Dieses Haus ist eines der wichtigsten Beispiele für die herrschaftliche Architektur der vizeköniglichen Periode des 18. Jahrhunderts in der Stadt Salta. Sie wurde 1752 für General Félix Arias Rengel erbaut.
Im Laufe der Jahre diente das Gebäude nicht nur als Wohnung, sondern auch als Museum der Schönen Künste. Heute ist es das Museum Arias Rengel, in dem ständige Sammlungen wie Campomar und Litania Prado zu sehen sind. Im Januar 2009 erhielt das Museum durch eine Schenkung von Frau Marta Campomar die erste Sammlung, die aus afrikanischen Stücken und Werken der Künstler Eduardo Mac Entyre, Andrés Barragán und Guillermo Mac Loughlin besteht.
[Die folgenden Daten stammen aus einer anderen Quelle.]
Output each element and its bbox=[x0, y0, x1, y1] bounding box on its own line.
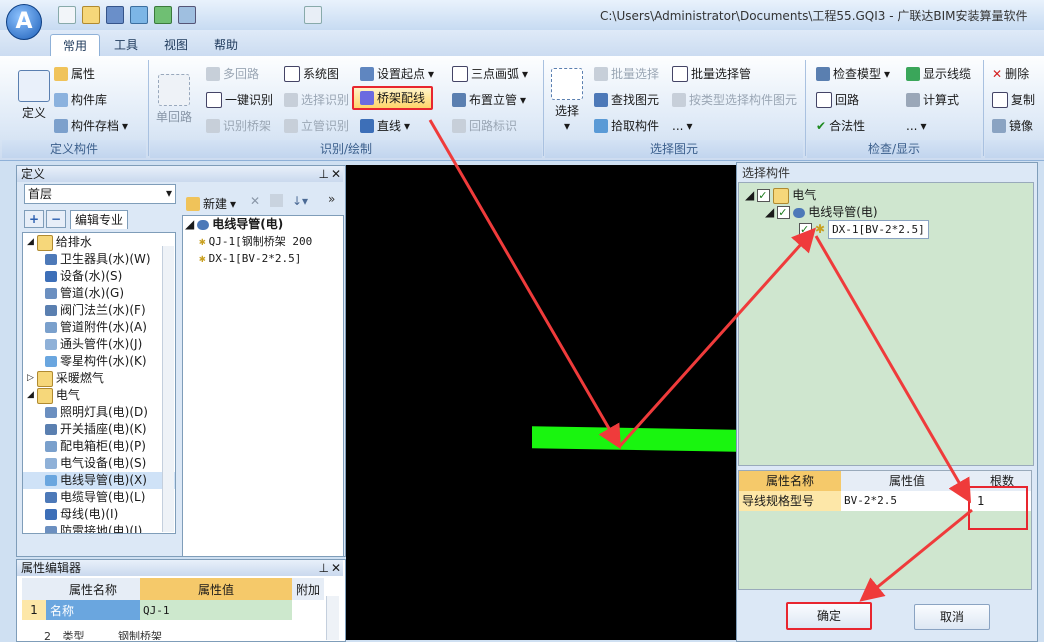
arrow-to-count bbox=[814, 235, 972, 504]
arrow-to-component bbox=[618, 227, 817, 448]
app-logo[interactable]: A bbox=[6, 4, 42, 40]
arrow-to-ok bbox=[859, 508, 973, 602]
annotation-arrows bbox=[428, 119, 973, 602]
arrow-to-segment bbox=[428, 119, 622, 450]
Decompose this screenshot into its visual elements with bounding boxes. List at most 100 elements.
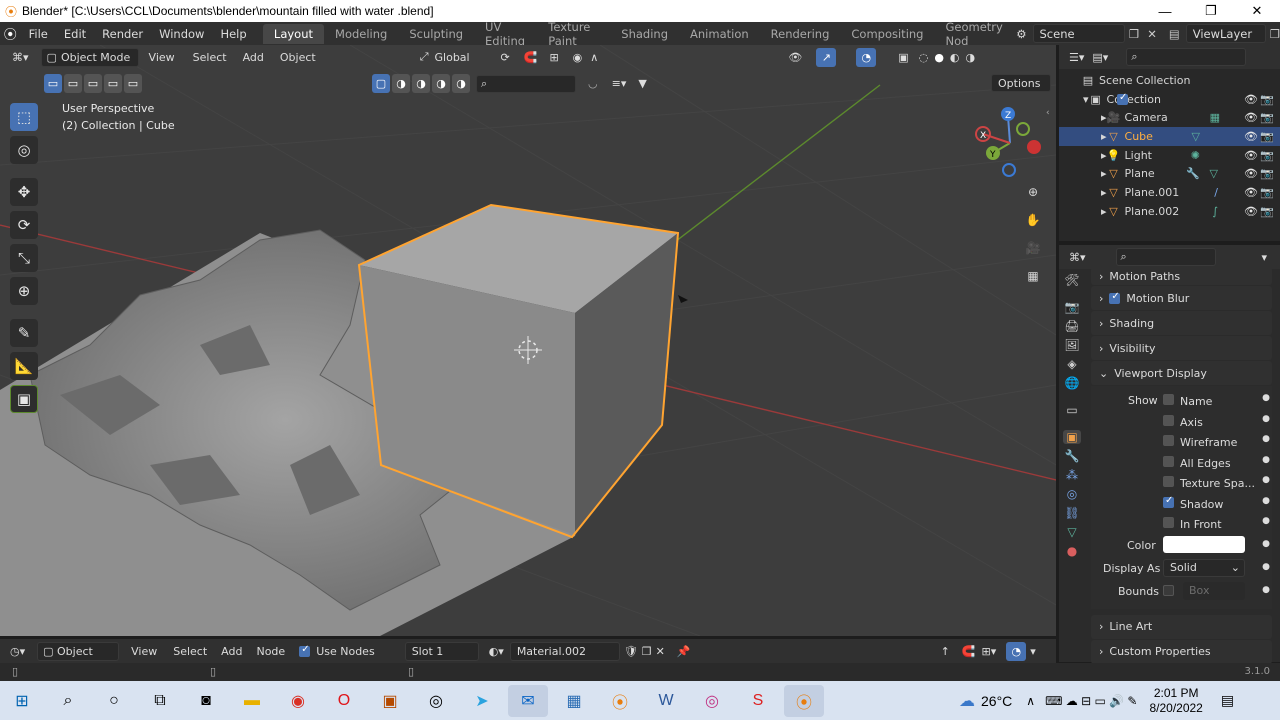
duplicate-material-icon[interactable]: ❐: [642, 645, 652, 658]
checkbox[interactable]: [1163, 394, 1174, 405]
select-subtract-icon[interactable]: ▭: [84, 74, 102, 93]
keyframe-dot-icon[interactable]: ●: [1262, 585, 1270, 595]
view-layer-selector[interactable]: ViewLayer: [1185, 24, 1266, 43]
tray-chevron-icon[interactable]: ∧: [1026, 694, 1035, 708]
render-icon[interactable]: 📷: [1260, 205, 1274, 218]
select-invert-icon[interactable]: ▭: [104, 74, 122, 93]
cursor-tool-icon[interactable]: ◎: [10, 136, 38, 164]
keyframe-dot-icon[interactable]: ●: [1262, 539, 1270, 549]
visibility-icon[interactable]: 👁: [1244, 205, 1258, 218]
tray-icons[interactable]: ⌨ ☁ ⊟ ▭ 🔊 ✎: [1045, 694, 1137, 708]
wireframe-shading-icon[interactable]: ◌: [919, 51, 929, 64]
display-as-dropdown[interactable]: Solid ⌄: [1163, 558, 1245, 577]
shader-type-selector[interactable]: ▢ Object: [37, 641, 120, 661]
menu-help[interactable]: Help: [212, 27, 254, 41]
shader-menu-node[interactable]: Node: [252, 645, 289, 658]
scale-tool-icon[interactable]: ⤡: [10, 244, 38, 272]
section-shading[interactable]: › Shading: [1091, 311, 1272, 335]
options-dropdown[interactable]: Options: [991, 74, 1051, 92]
shader-editor-type-icon[interactable]: ◷▾: [10, 645, 25, 658]
proportional-edit-icon[interactable]: ◉: [573, 51, 583, 64]
display-filter-icon[interactable]: ≡▾: [612, 77, 627, 90]
solid-shading-icon[interactable]: ●: [934, 51, 944, 64]
gizmo-neg-x[interactable]: [1027, 140, 1041, 154]
cortana-icon[interactable]: ○: [94, 685, 134, 717]
use-nodes-checkbox[interactable]: [299, 644, 311, 657]
gizmo-neg-y[interactable]: [1016, 122, 1030, 136]
weather-temp[interactable]: 26°C: [981, 693, 1012, 709]
tab-shading[interactable]: Shading: [610, 24, 679, 44]
close-window-button[interactable]: ✕: [1234, 3, 1280, 19]
filter-camera-icon[interactable]: ◑: [432, 74, 450, 93]
parent-node-tree-icon[interactable]: ↑: [941, 645, 950, 658]
funnel-filter-icon[interactable]: ▼: [638, 77, 646, 90]
outliner-item-light[interactable]: ▸ 💡 Light ✺ 👁 📷: [1059, 146, 1280, 165]
material-browse-icon[interactable]: ◐▾: [489, 645, 504, 658]
tab-compositing[interactable]: Compositing: [840, 24, 934, 44]
clock[interactable]: 2:01 PM 8/20/2022: [1149, 686, 1202, 716]
render-icon[interactable]: 📷: [1260, 130, 1274, 143]
checkbox[interactable]: [1163, 517, 1174, 528]
blender-active-icon[interactable]: ⦿: [784, 684, 824, 717]
tab-layout[interactable]: Layout: [262, 23, 325, 44]
collection-visibility-icon[interactable]: 👁: [1244, 93, 1258, 106]
outliner-display-mode-icon[interactable]: ▤▾: [1092, 51, 1108, 64]
game-icon[interactable]: ▣: [370, 685, 410, 717]
section-custom-properties[interactable]: › Custom Properties: [1091, 639, 1272, 664]
copy-view-layer-icon[interactable]: ❐: [1270, 27, 1280, 41]
outliner-item-plane-002[interactable]: ▸ ▽ Plane.002 ∫ 👁 📷: [1059, 202, 1280, 221]
rotate-tool-icon[interactable]: ⟳: [10, 211, 38, 239]
chrome-icon[interactable]: ◉: [278, 685, 318, 717]
checkbox[interactable]: [1163, 435, 1174, 446]
visibility-icon[interactable]: 👁: [1244, 186, 1258, 199]
menu-render[interactable]: Render: [94, 27, 151, 41]
visibility-icon[interactable]: 👁: [1244, 130, 1258, 143]
properties-editor-icon[interactable]: ⌘▾: [1069, 251, 1086, 264]
word-icon[interactable]: W: [646, 685, 686, 717]
media-player-icon[interactable]: ◎: [416, 685, 456, 717]
outliner-item-plane[interactable]: ▸ ▽ Plane 🔧 ▽ 👁 📷: [1059, 164, 1280, 183]
visibility-icon[interactable]: 👁: [1244, 167, 1258, 180]
blender-taskbar-icon[interactable]: ⦿: [600, 685, 640, 717]
outliner-editor-icon[interactable]: ☰▾: [1069, 51, 1084, 64]
outliner-item-plane-001[interactable]: ▸ ▽ Plane.001 / 👁 📷: [1059, 183, 1280, 202]
copy-scene-icon[interactable]: ❐: [1129, 27, 1139, 41]
shader-menu-select[interactable]: Select: [169, 645, 211, 658]
bounds-dropdown[interactable]: Box: [1183, 581, 1245, 600]
checkbox[interactable]: [1163, 495, 1174, 508]
show-name-row[interactable]: Show Name ●: [1091, 390, 1272, 411]
pin-icon[interactable]: 📌: [677, 645, 691, 658]
render-icon[interactable]: 📷: [1260, 149, 1274, 162]
tab-animation[interactable]: Animation: [679, 24, 760, 44]
opera-icon[interactable]: O: [324, 685, 364, 717]
maximize-button[interactable]: ❐: [1188, 3, 1234, 19]
bounds-checkbox[interactable]: [1163, 584, 1174, 596]
filter-curve-icon[interactable]: ◑: [392, 74, 410, 93]
add-cube-tool-icon[interactable]: ▣: [10, 385, 38, 413]
outliner-item-cube[interactable]: ▸ ▽ Cube ▽ 👁 📷: [1059, 127, 1280, 146]
measure-tool-icon[interactable]: 📐: [10, 352, 38, 380]
tab-rendering[interactable]: Rendering: [760, 24, 841, 44]
3d-viewport[interactable]: User Perspective (2) Collection | Cube ⬚…: [0, 45, 1056, 636]
rendered-shading-icon[interactable]: ◑: [966, 51, 976, 64]
menu-edit[interactable]: Edit: [56, 27, 94, 41]
scene-collection-row[interactable]: ▤ Scene Collection: [1059, 71, 1280, 90]
render-icon[interactable]: 📷: [1260, 111, 1274, 124]
visibility-icon[interactable]: 👁: [1244, 149, 1258, 162]
mail-icon[interactable]: ✉: [508, 684, 548, 717]
collection-row[interactable]: ▾ ▣ Collection 👁 📷: [1059, 90, 1280, 109]
camera-view-icon[interactable]: 🎥: [1022, 237, 1044, 259]
menu-window[interactable]: Window: [151, 27, 212, 41]
select-extend-icon[interactable]: ▭: [64, 74, 82, 93]
filter-mesh-icon[interactable]: ▢: [372, 74, 390, 93]
show-wireframe-row[interactable]: Wireframe ●: [1091, 431, 1272, 452]
snap-element-icon[interactable]: ⊞▾: [982, 645, 997, 658]
move-tool-icon[interactable]: ✥: [10, 178, 38, 206]
transform-orientation-selector[interactable]: Global: [435, 51, 491, 64]
shader-menu-view[interactable]: View: [119, 645, 169, 658]
material-slot-dropdown[interactable]: Slot 1: [404, 641, 479, 661]
keyframe-dot-icon[interactable]: ●: [1262, 414, 1270, 424]
unlink-material-icon[interactable]: ✕: [656, 645, 665, 658]
filter-light-icon[interactable]: ◑: [412, 74, 430, 93]
show-in-front-row[interactable]: In Front ●: [1091, 513, 1272, 534]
Die Sammlung Campomar besteht aus Stücken afrikanischer Stämme aus dem 18., 19. und 20. Jahrhundert, die vom Sammler nach künstlerischen Kriterien ausgewählt wurden: Skulpturen, Masken, Elfenbein, Bronzen, allesamt entweihte Objekte, die zu den alten animistischen Kulturen afrikanischer Ethnien gehören.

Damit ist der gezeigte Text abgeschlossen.